Les sites de relogement, précisément à la Gare Victoria (Ex-CWA Building) et à la Gare du Nord (Immigration square), sont « prêts », selon les cadres de la municipalité de Port-Louis (MPL). Ils accueilleront les premiers marchands ambulants le 16 novembre prochain. Bien que la MPL n’ait pas encore reçu d’enveloppe destinée à la mise en place de « light structures », Aslam Hossenally, le Lord-Maire, compte inviter les colporteurs à s’y installer avec leurs propres structures. En retour, ces derniers n’auront pas à s’acquitter d’un « fee » opérationnel durant les trois prochain mois. Dans cette optique, la signature des contrats est prévue à partir de ce lundi 11 novembre, et ce jusqu’au 14 novembre. Quelque 1 532 personnes ont été invitées pour cet exercice, lequel se déroulera en présence de Jean-François Dorestan, Chief Executive, et d’Aslam Hossenally.

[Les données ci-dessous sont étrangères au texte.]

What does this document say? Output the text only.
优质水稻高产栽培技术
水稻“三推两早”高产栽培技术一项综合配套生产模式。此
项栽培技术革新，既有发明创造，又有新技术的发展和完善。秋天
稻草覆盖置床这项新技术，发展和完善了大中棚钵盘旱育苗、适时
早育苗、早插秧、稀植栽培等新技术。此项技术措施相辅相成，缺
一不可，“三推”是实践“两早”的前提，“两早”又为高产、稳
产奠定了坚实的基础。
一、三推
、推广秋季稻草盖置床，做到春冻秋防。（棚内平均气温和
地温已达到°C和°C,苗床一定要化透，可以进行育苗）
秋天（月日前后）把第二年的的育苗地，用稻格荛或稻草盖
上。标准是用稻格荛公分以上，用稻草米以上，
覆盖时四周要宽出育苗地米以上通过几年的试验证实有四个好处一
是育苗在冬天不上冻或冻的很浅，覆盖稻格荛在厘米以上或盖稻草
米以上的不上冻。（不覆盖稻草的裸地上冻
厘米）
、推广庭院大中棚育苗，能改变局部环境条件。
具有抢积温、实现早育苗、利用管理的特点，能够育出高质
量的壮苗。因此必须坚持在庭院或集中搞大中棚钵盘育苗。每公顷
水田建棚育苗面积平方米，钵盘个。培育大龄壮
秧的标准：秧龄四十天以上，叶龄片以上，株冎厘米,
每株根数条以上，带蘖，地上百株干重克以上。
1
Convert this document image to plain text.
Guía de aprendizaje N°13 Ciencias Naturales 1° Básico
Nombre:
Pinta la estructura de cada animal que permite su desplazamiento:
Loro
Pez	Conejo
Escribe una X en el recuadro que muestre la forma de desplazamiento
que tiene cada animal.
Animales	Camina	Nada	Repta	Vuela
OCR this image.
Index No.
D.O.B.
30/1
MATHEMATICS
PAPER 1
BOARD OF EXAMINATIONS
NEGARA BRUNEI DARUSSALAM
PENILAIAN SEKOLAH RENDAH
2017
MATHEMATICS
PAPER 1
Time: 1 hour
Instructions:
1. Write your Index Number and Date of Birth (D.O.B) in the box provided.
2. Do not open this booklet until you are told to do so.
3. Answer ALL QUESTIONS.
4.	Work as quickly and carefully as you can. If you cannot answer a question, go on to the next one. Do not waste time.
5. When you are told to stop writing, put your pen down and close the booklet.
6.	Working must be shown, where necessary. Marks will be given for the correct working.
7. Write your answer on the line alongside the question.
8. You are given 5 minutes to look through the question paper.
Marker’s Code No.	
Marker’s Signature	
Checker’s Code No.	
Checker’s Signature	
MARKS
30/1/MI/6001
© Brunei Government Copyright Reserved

Les marchands ambulants ont d’ailleurs été invités à cette signature selon le système de rotation prévu, tel que défini par un tirage au sort, qui a eu lieu en septembre. Les premiers à signer seront ceux qui travailleront sur le premier shift (4 jours sur 7) à la Gare Victoria, suivi de ceux qui y opéreront durant la première semaine trois jours sur sept. Exercice similaire prévu pour la Gare du Nord.
Le flou règne toutefois dans la communauté des marchands ambulants. Manifestant leur désaccord la semaine dernière devant la MPL, ces derniers ont, dans la même journée, rencontré le ministre des Administrations régionales. Hervé Aimée leur a promis à cette occasion qu’il trouvera une solution « où tout le monde sera gagnant ». Le Front Commun des Marchands Ambulants (FCMA) conteste principalement la liste finale des colporteurs retenue par la MPL. Hyder Raman, porte-parole des marchands, rappelle que les sites de relogement ont principalement été créés pour les marchands ambulants de la capitale. Alors que le FCMA estime qu’ils sont 1 100 à opérer dans la capitale, la MPL soutient pour sa part que, selon « ses critères », quelque 1 532 personnes pourront être relogées sur les sites. « Nous refusons de nous serrer la ceinture pour les ‘petits copains’. Nous souhaitons travailler sept jours sur sept sur les sites de relogement dans des conditions adéquates », affirme Hyder Raman. Le ministre Aimée leur a assuré qu’une solution serait trouvée avant la signature des contrats.